"So What Is It That You Do?"
“So, what is it that you do?”
How many times have we all been asked that question?
And how do we respond?
“I’m a programmer for ABComputing” or, “I’m a clerk at bigboxmart,” or, “I’m a . . . [fill in the blank].”
In neo-classical economic theory, we are referred to as “human capital,” and “factors of production.” (I saw further evidence of this dehumanizing language while doing a stint in Dilbertland. My co-workers and I were referred to as “resources” - not even “human resources,” but simply “resources”).
Is that how we define ourselves? With a job title? A functionary in the workplace?
I did not grow up dreaming about spending my life “thinking outside the box, drinking from the fire hose, brain dumping, circling back, win-winning, getting on the same page, taking it offline, defining skill sets and leveraging our core competencies . . . blah, blah, blah.”
Where is the humanity?
Today, while watching a foot of new snow fall outside my window, I read “The Ecology of Work,” written by Curtis White for Orion Magazine. In it, the author writes, “We all have our place, our “job,” and it is an ever less human place. We are diligent, disciplined, and responsible, but because of these virtues we are also thoughtless.”
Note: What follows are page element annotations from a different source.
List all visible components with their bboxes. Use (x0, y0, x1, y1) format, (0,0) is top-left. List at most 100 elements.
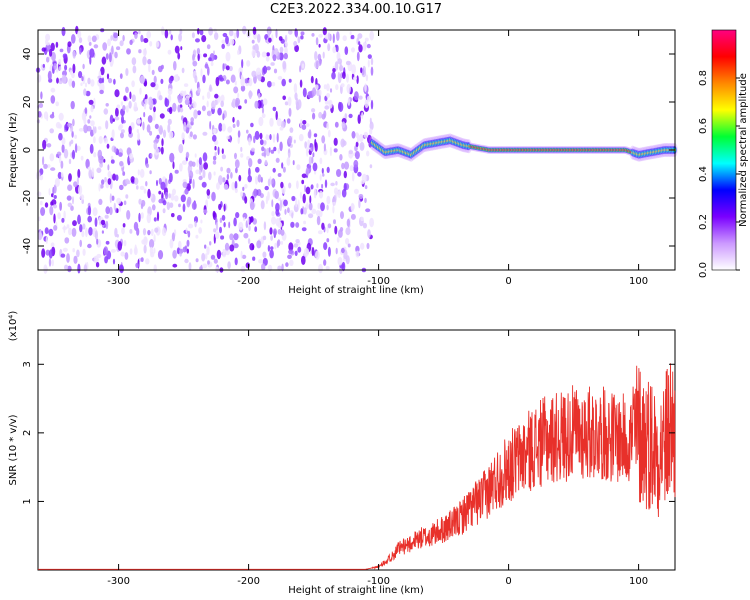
noise-speck (99, 184, 104, 189)
noise-speck (261, 113, 266, 119)
noise-speck (260, 200, 265, 210)
noise-speck (143, 112, 146, 118)
noise-speck (288, 182, 292, 189)
noise-speck (256, 240, 262, 249)
noise-speck (288, 78, 292, 83)
noise-speck (282, 166, 286, 173)
noise-speck (248, 91, 253, 98)
noise-speck (92, 125, 95, 135)
noise-speck (337, 256, 343, 266)
noise-speck (208, 57, 212, 62)
noise-speck (364, 37, 369, 42)
noise-speck (72, 63, 76, 74)
noise-speck (356, 51, 360, 62)
noise-speck (181, 67, 185, 74)
noise-speck (362, 41, 367, 52)
noise-speck (297, 199, 300, 210)
noise-speck (253, 135, 256, 144)
noise-speck (133, 221, 139, 231)
noise-speck (51, 193, 54, 198)
noise-speck (63, 148, 69, 159)
noise-speck (64, 237, 70, 244)
noise-speck (97, 149, 103, 160)
noise-speck (293, 83, 298, 94)
noise-speck (155, 40, 160, 48)
noise-speck (221, 148, 224, 155)
noise-speck (299, 65, 302, 73)
noise-speck (335, 247, 338, 255)
noise-speck (167, 87, 173, 96)
noise-speck (169, 30, 172, 35)
noise-speck (343, 170, 347, 179)
noise-speck (212, 160, 217, 165)
noise-speck (261, 146, 265, 152)
noise-speck (264, 140, 267, 145)
noise-speck (241, 254, 247, 259)
noise-speck (178, 33, 183, 42)
noise-speck (49, 48, 53, 57)
noise-speck (310, 184, 314, 190)
noise-speck (188, 170, 194, 180)
noise-speck (277, 147, 280, 154)
noise-speck (146, 213, 151, 224)
noise-speck (308, 202, 313, 211)
noise-speck (64, 64, 68, 71)
noise-speck (155, 148, 160, 153)
noise-speck (365, 208, 371, 213)
noise-speck (280, 229, 285, 236)
noise-speck (153, 75, 157, 84)
noise-speck (264, 185, 269, 191)
noise-speck (121, 227, 125, 235)
noise-speck (237, 136, 240, 144)
noise-speck (93, 44, 99, 49)
noise-speck (296, 164, 301, 171)
noise-speck (113, 202, 116, 211)
noise-speck (116, 104, 121, 109)
noise-speck (277, 221, 283, 228)
noise-speck (109, 114, 114, 124)
noise-speck (188, 262, 192, 271)
noise-speck (182, 181, 188, 188)
noise-speck (357, 171, 362, 177)
noise-speck (44, 202, 49, 208)
noise-speck (353, 159, 359, 168)
noise-speck (174, 45, 180, 54)
noise-speck (273, 68, 278, 74)
noise-speck (279, 202, 282, 212)
y-tick-label: -20 (22, 190, 33, 206)
noise-speck (177, 52, 181, 60)
noise-speck (189, 96, 192, 105)
noise-speck (287, 254, 292, 259)
noise-speck (58, 132, 63, 141)
noise-speck (285, 262, 289, 267)
noise-speck (281, 263, 284, 272)
noise-speck (301, 255, 306, 265)
noise-speck (340, 138, 346, 148)
noise-speck (248, 158, 253, 168)
noise-speck (220, 235, 225, 240)
noise-speck (254, 166, 260, 173)
noise-speck (219, 217, 223, 223)
noise-speck (160, 181, 166, 190)
noise-speck (319, 157, 323, 165)
noise-speck (318, 34, 323, 38)
noise-speck (82, 248, 86, 256)
noise-speck (194, 220, 197, 228)
spectrogram-y-ticks: -40 -20 0 20 40 (22, 48, 675, 254)
noise-speck (350, 202, 355, 212)
noise-speck (213, 228, 217, 233)
noise-speck (327, 43, 331, 52)
noise-speck (338, 229, 343, 238)
noise-speck (103, 137, 109, 144)
noise-speck (280, 240, 284, 245)
noise-speck (290, 221, 295, 228)
noise-speck (167, 123, 171, 133)
noise-speck (79, 47, 82, 55)
noise-speck (72, 196, 74, 205)
noise-speck (74, 143, 78, 154)
noise-speck (355, 250, 360, 258)
noise-speck (50, 87, 56, 93)
noise-speck (87, 77, 91, 85)
noise-speck (341, 247, 345, 254)
noise-speck (270, 246, 274, 250)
Mr. White does not go so far as to offer a comprehensive prescription for change, but he does suggest, “We need to insist on work that is not destructive, that deepens the worker, that encourages her creativity. Such a transformation requires a willingness to take a collective risk, a kind of risk very different from capitalist risk taking. The kind of risk I’m suggesting is no small matter. It means leaving a culture based on the idea of success as the accumulation of wealth-as-money. In its place we need a culture that understands success as life.”
What does that look like? I’m not sure. I suppose I’ll just keep looking.
After reading the article, I took a walk along my Lake Champlain backyard with Marion. We watched as the next wave of the storm poured down the Adirondacks and moved across the lake to where we stood. It’ll be a few more months before these waters warm again.
We turned and walked back up the path to Gypsy Rose and put the bread in the oven. I called my parents to see how they were faring through the storm. When the weather clears tomorrow, I’ll begin installing the new chimney and finally getting a fire burning in the wood stove. Maybe I’ll take a sled run down Mount Philo. I’ll continue the planning for my 2008 sea kayaking, rowing and sailing programs.
Come spring, I’ll anxiously await more of what I “do.” Just don’t ask me to sum it up in one concise phrase.